One advantage of fictionalizing your life is the creative license to make it interesting to the rest of us. The Martinis' film, instead, evokes other movies without finding its own reason to be. Chiefly, it feels as if the brothers decided to combine the suburban Watergate-era angst of "The Ice Storm" and the jarring nuclear-family meltdowns in "The Squid and the Whale," both far superior movies.

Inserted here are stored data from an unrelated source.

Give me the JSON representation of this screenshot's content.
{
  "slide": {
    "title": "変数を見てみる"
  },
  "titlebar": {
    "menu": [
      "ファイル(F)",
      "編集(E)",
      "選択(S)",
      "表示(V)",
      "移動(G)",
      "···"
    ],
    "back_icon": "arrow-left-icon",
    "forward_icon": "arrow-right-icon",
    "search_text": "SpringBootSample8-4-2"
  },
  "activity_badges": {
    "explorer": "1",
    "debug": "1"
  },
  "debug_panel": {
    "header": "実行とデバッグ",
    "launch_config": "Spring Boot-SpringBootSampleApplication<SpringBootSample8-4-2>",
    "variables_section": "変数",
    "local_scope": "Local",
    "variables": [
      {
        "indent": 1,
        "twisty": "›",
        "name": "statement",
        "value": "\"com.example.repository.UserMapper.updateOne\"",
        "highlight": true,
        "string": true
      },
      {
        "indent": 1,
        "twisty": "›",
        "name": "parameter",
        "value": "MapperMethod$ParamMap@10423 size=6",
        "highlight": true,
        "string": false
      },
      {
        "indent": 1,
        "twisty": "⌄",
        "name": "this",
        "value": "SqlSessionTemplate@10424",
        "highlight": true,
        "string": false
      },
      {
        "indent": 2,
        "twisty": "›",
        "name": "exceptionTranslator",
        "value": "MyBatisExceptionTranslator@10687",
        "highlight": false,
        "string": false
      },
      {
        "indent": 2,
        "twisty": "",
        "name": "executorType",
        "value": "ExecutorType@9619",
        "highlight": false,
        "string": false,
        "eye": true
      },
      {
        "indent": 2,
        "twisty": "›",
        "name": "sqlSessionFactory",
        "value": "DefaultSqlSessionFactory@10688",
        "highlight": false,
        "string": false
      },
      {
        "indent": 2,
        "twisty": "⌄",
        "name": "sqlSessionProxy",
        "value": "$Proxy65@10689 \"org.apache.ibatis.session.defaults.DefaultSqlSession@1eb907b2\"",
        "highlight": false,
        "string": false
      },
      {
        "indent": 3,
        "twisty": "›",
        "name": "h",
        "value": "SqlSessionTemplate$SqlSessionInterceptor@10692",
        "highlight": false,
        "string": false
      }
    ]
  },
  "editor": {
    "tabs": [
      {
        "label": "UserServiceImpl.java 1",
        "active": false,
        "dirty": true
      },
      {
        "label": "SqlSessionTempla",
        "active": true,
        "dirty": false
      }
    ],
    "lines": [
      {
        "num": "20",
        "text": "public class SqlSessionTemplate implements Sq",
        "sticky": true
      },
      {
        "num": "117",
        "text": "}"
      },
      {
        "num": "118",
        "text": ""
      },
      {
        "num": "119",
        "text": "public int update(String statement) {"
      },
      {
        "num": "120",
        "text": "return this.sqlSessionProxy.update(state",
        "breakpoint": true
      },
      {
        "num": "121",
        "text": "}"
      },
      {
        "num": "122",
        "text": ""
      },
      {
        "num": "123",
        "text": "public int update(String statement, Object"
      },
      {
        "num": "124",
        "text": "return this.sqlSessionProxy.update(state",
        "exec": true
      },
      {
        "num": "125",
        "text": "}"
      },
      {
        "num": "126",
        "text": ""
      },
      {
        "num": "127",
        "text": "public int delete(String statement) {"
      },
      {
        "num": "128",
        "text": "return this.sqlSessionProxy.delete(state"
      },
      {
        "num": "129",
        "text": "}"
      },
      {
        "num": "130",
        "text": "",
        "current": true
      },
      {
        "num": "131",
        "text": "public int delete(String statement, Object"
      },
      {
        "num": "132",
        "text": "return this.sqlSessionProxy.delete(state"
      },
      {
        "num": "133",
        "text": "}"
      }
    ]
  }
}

The story centers on the Bartletts and the Braggs, two Long Island households whose libidos and mood swings are intertwined and whose houses are connected by a forest where deer are hunted. Jimmy Bartlett (Rory Culkin) lusts for Adrianna Bragg (Emma Roberts), who says all the right, suggestive things. His father (Alec Baldwin), a real estate developer, is sleeping with her mother (Cynthia Nixon), who also works with Mr. Bartlett. Mrs. Bartlett (Jill Hennessy) frowns, and sickly Mr. Bragg (Timothy Hutton) wallows - for he is living the titular Lyme life. The Bartletts' older son (Kieran Culkin) returns home from military duty before being shipped out again.
"Lymelife" uses the powdered movie mix they appear to be handing out at the Sundance Institute, where the film was workshopped and injected with the clichés that make such a project fit for acceptance at the festival, where it played in January.
Like so many of these farm-raised films, this one looks polished, but takes no risks, offers no surprises, and contains a final sequence that's laughable for its lack of courage. There is sex, screaming, a few psychotic beatings, and several scenes that end with a punch line. A gun is even brandished, ridiculously, as we're chaperoned to a date with would-be tragedy. It's all a pose, though - a dramatic exercise rather than drama itself. Here and there, Derick Martini shows flashes of talent, if not as a screenwriter then as a director of actors. Everybody is allowed room to emote. Baldwin, Nixon, and Rory Culkin almost succeed in giving the movie some genuine human interest. Baldwin, especially, makes the film seem stronger and deeper than it is.
What you feel from all this cracking up and breaking down is not the excitement of a new filmmaker with something urgent to say. It's the sinking feeling that the Martinis are content to use childhood memories merely as steppingstones to make that next movie.